Oberon by 3 and over a cup of hot chocolate we decide to give ourselves an early mark, and to spoil ourselves with a motel room. No way we were going to pitch a tent and camp in conditions like this.

Dinner at the Oberon RSL and early to bed. Weather forecast looking better for Monday (16th - my birthday!)

Saturday, July 14, 2012

OK - here we go.
Saturday night - the 14th July. Bikes are fueled up and waiting to be packed. Tomorrow am - weather permitting we set off.
Yours truly + Marco + Ursala.
Yamaha Super 10 + VStrom + Ninja.

The last couple of days - since Marco & Ursala arrived - have been pretty busy with last minute preparations, but we are as ready as we can be!

Just returned from a great dinner - to celebrate the start of the journey and my birthday - on Monday.

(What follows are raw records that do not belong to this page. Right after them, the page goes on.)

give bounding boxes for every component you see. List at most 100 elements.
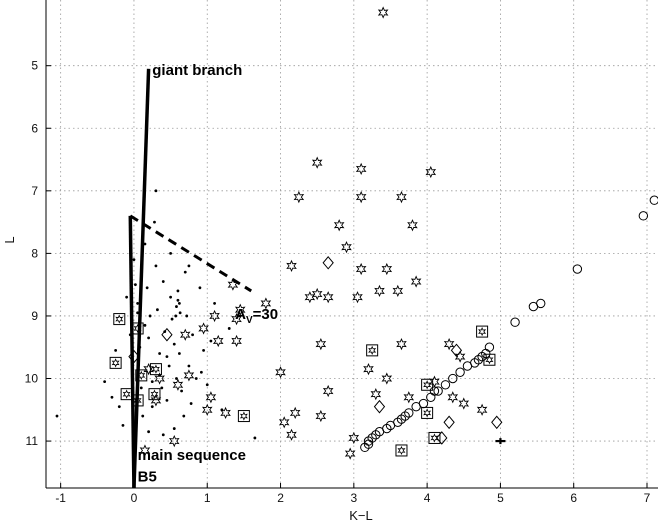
star-point	[234, 303, 246, 316]
dot-point	[147, 430, 151, 434]
dot-point	[176, 289, 180, 293]
star-point	[179, 328, 191, 341]
x-tick-label: 1	[204, 491, 211, 505]
diamond-point	[128, 349, 140, 364]
dot-point	[153, 220, 156, 224]
star-point	[311, 156, 323, 169]
dot-point	[170, 317, 174, 321]
y-tick-label: 10	[25, 372, 39, 386]
dot-point	[167, 364, 171, 368]
dot-point	[154, 189, 158, 193]
boxed-star-point	[120, 388, 133, 401]
dot-point	[205, 383, 209, 387]
star-point	[374, 284, 385, 298]
circle-point	[448, 373, 458, 384]
boxed-star-point	[421, 406, 434, 419]
main-sequence-label: main sequence	[138, 447, 246, 464]
star-point	[392, 284, 404, 298]
dot-point	[175, 305, 178, 308]
star-point	[205, 391, 217, 404]
star-point	[220, 406, 231, 420]
dot-point	[175, 377, 178, 380]
circle-point	[371, 430, 381, 440]
dot-point	[110, 395, 114, 399]
star-point	[231, 334, 242, 348]
star-point	[278, 416, 290, 429]
circle-point	[528, 301, 539, 312]
diamond-point	[322, 255, 334, 270]
dot-point	[209, 339, 213, 343]
star-point	[370, 388, 382, 401]
star-point	[168, 434, 180, 448]
boxed-star-point	[135, 369, 148, 382]
dot-point	[136, 302, 140, 305]
circle-point	[649, 195, 658, 205]
giant-branch-line	[132, 68, 151, 489]
star-point	[286, 259, 297, 273]
boxed-star-point	[237, 410, 250, 423]
boxed-star-point	[428, 431, 441, 444]
x-tick-label: 7	[644, 491, 651, 505]
dot-point	[161, 433, 165, 437]
diamond-point	[450, 343, 463, 358]
star-point	[289, 406, 301, 420]
dot-point	[103, 380, 107, 384]
dot-point	[158, 352, 162, 355]
x-tick-label: 3	[350, 491, 357, 505]
dot-point	[177, 352, 181, 355]
circle-point	[404, 408, 414, 418]
star-point	[150, 394, 162, 407]
dot-point	[136, 311, 140, 315]
diamond-point	[443, 415, 455, 430]
dot-point	[191, 333, 194, 337]
star-point	[227, 278, 239, 291]
y-tick-label: 9	[31, 309, 38, 323]
dot-point	[138, 345, 142, 349]
star-point	[315, 337, 327, 351]
star-point	[183, 369, 195, 382]
dot-point	[187, 264, 191, 268]
dot-point	[165, 399, 169, 402]
x-tick-label: 0	[131, 491, 138, 505]
dot-point	[183, 270, 187, 274]
y-tick-label: 8	[31, 246, 38, 260]
b5-label: B5	[138, 469, 157, 486]
boxed-star-point	[483, 353, 496, 366]
star-point	[293, 190, 305, 204]
circle-point	[363, 439, 374, 449]
dot-point	[143, 242, 147, 246]
star-point	[172, 378, 184, 391]
dot-point	[160, 386, 164, 390]
circle-point	[477, 351, 487, 362]
star-point	[352, 291, 363, 304]
data-points	[55, 6, 658, 460]
dot-point	[132, 258, 136, 262]
dot-point	[202, 348, 205, 352]
circle-point	[385, 420, 396, 431]
circle-point	[433, 386, 443, 396]
boxed-star-point	[421, 378, 434, 391]
dot-point	[172, 342, 176, 346]
star-point	[341, 241, 352, 254]
y-tick-label: 7	[31, 184, 38, 198]
axes: -1 0 1 2 3 4 5 6 7 5 6 7 8 9 10 11	[25, 0, 658, 505]
star-point	[458, 397, 470, 410]
boxed-star-point	[476, 325, 489, 338]
star-point	[315, 409, 327, 423]
annotations: giant branch AV=30 main sequence B5	[138, 62, 278, 486]
star-point	[443, 337, 455, 351]
dot-point	[145, 286, 149, 290]
reference-lines	[128, 68, 253, 489]
star-point	[154, 372, 165, 385]
x-tick-label: 5	[497, 491, 504, 505]
star-point	[407, 219, 418, 232]
extinction-label: AV=30	[235, 306, 278, 326]
boxed-star-point	[366, 344, 379, 357]
diamond-point	[436, 431, 448, 445]
giant-branch-label: giant branch	[152, 62, 242, 79]
dot-point	[55, 414, 59, 418]
y-axis-label: L	[2, 236, 17, 243]
star-point	[355, 262, 367, 276]
dot-point	[150, 405, 154, 409]
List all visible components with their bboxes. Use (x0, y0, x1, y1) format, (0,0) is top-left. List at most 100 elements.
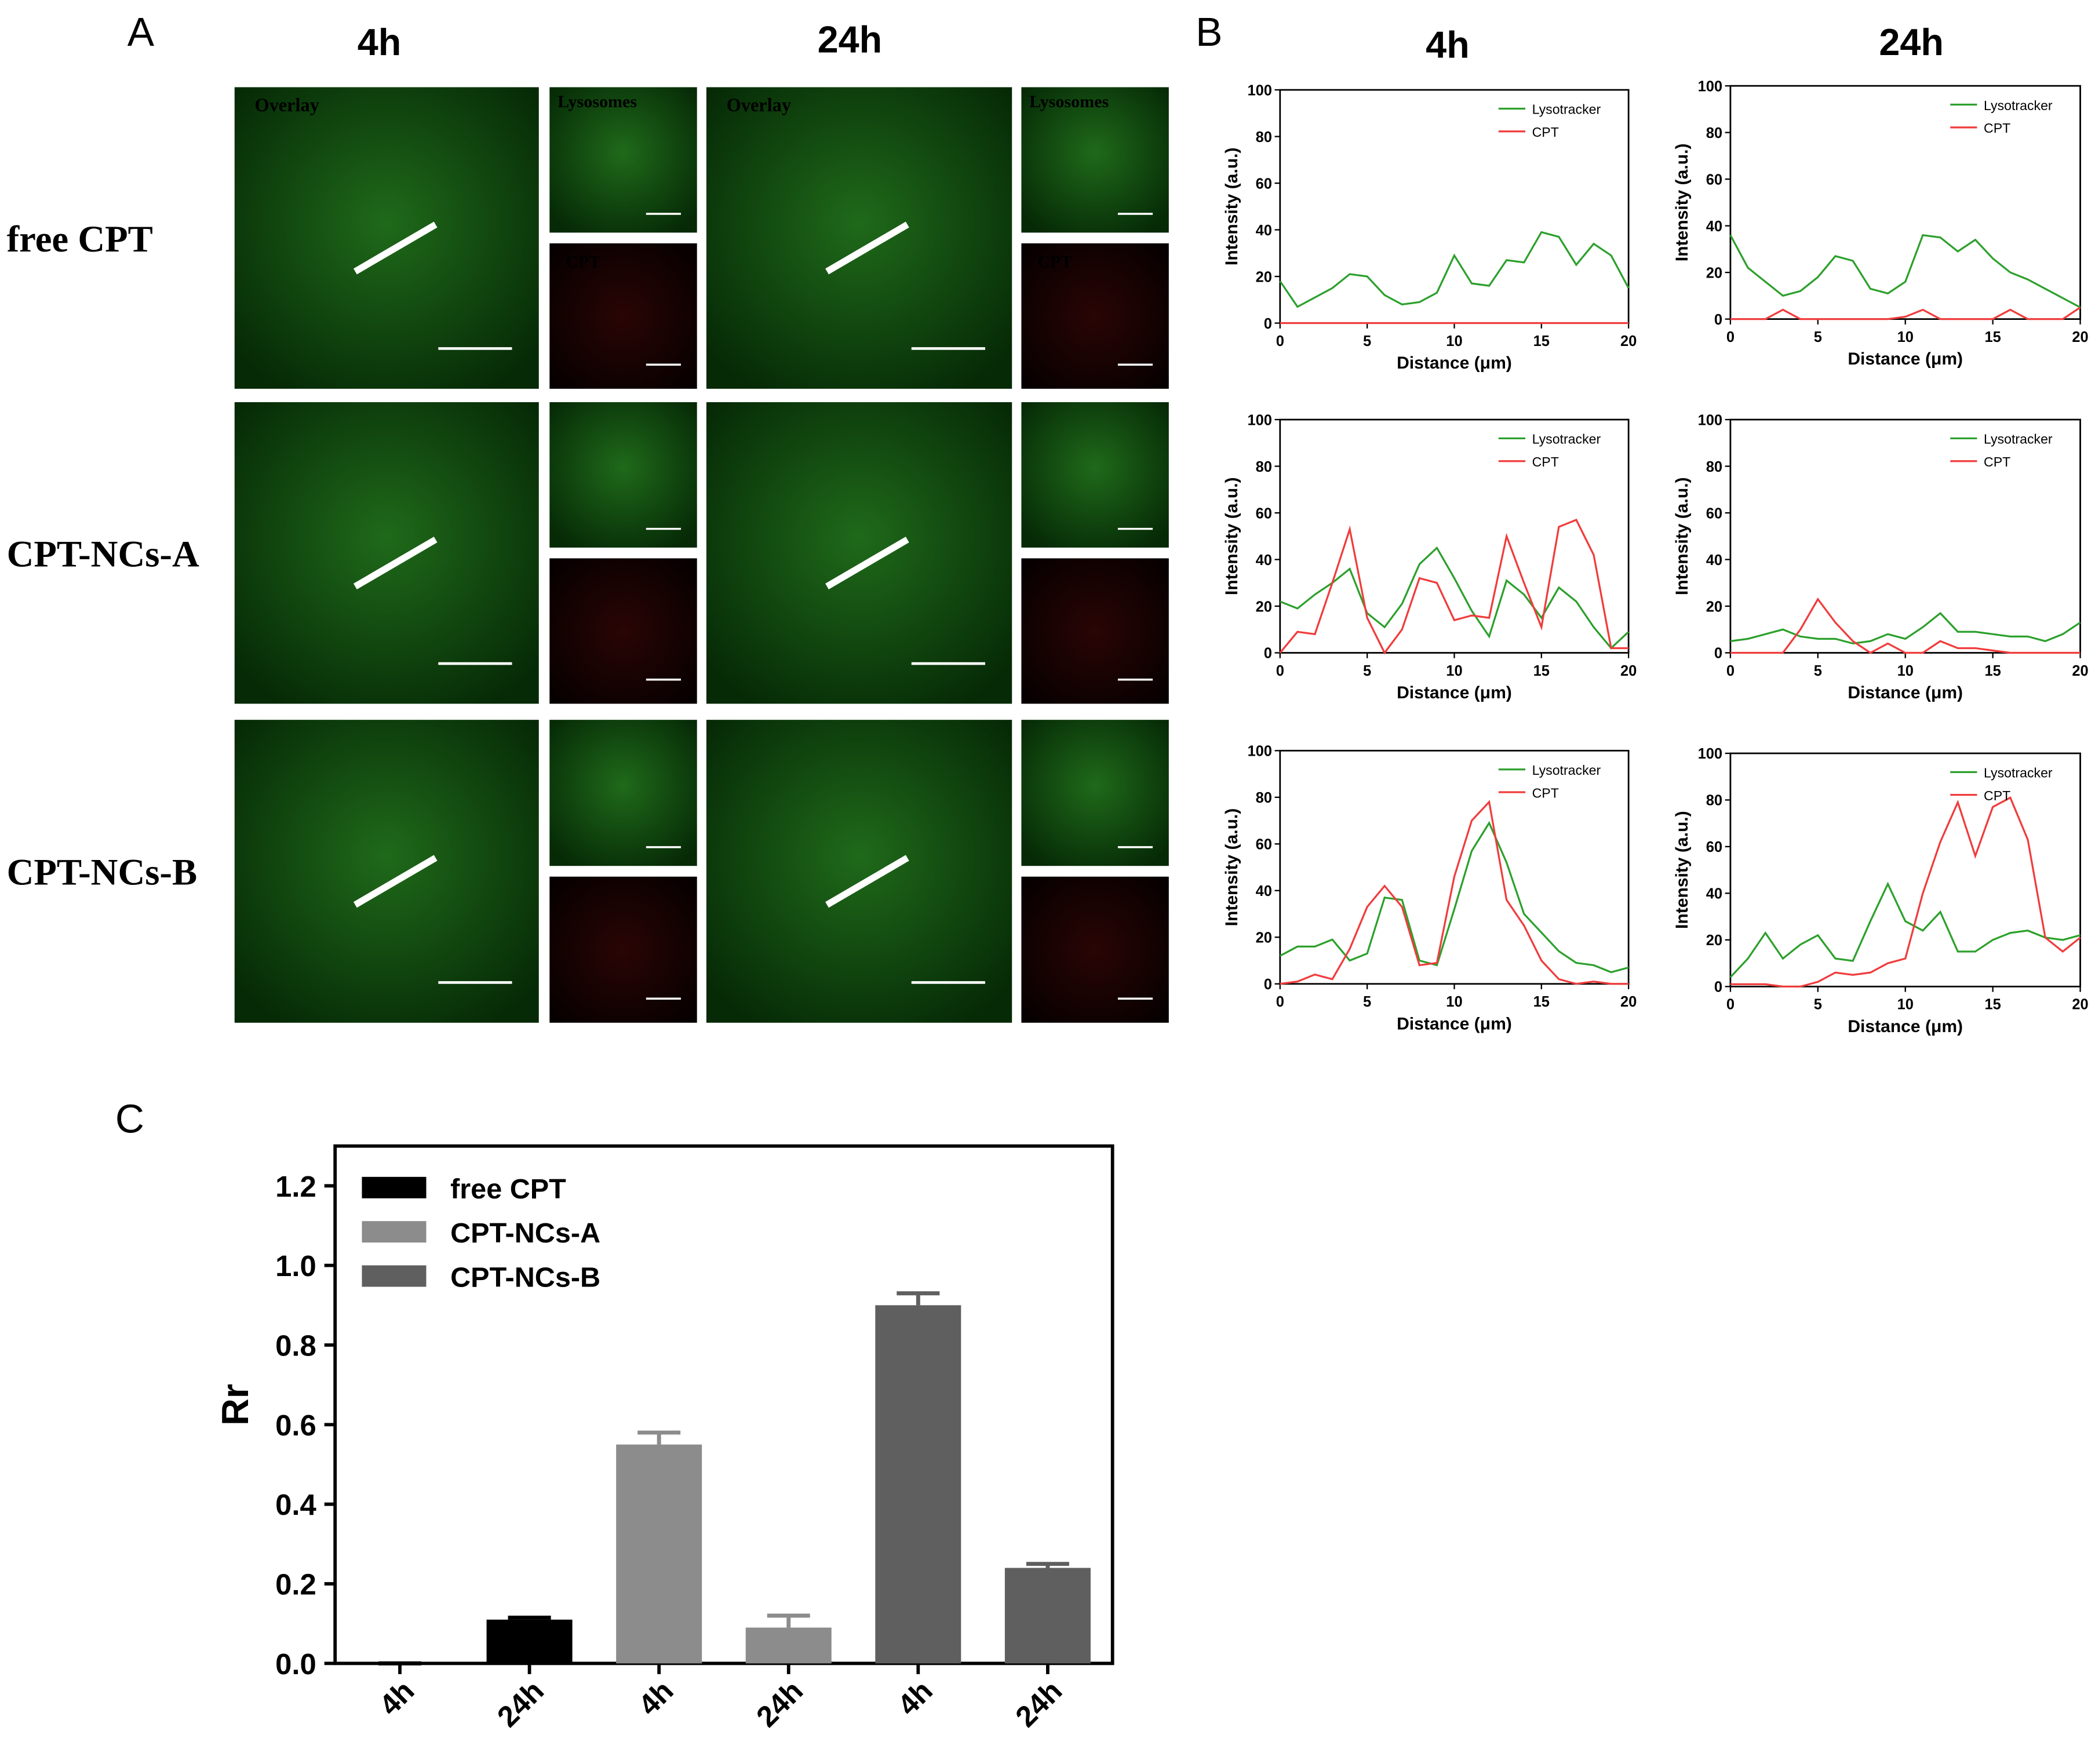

Apart from the general plan of +- 3 months doing an anti-clockwise circumnavigation of OZ, we have only a couple of deadlines.

Airlie Beach/Hamilton Island by the 27th - for a weeks sailing.
Then Darwin by the end of August.

Celeste will fly to Hamilton, for the the sailing, then later to Darwin to travel with us down to the Bungle Bungles / Kununurra and Broome.

But more of that later. Time now for a nightcap & then early to bed.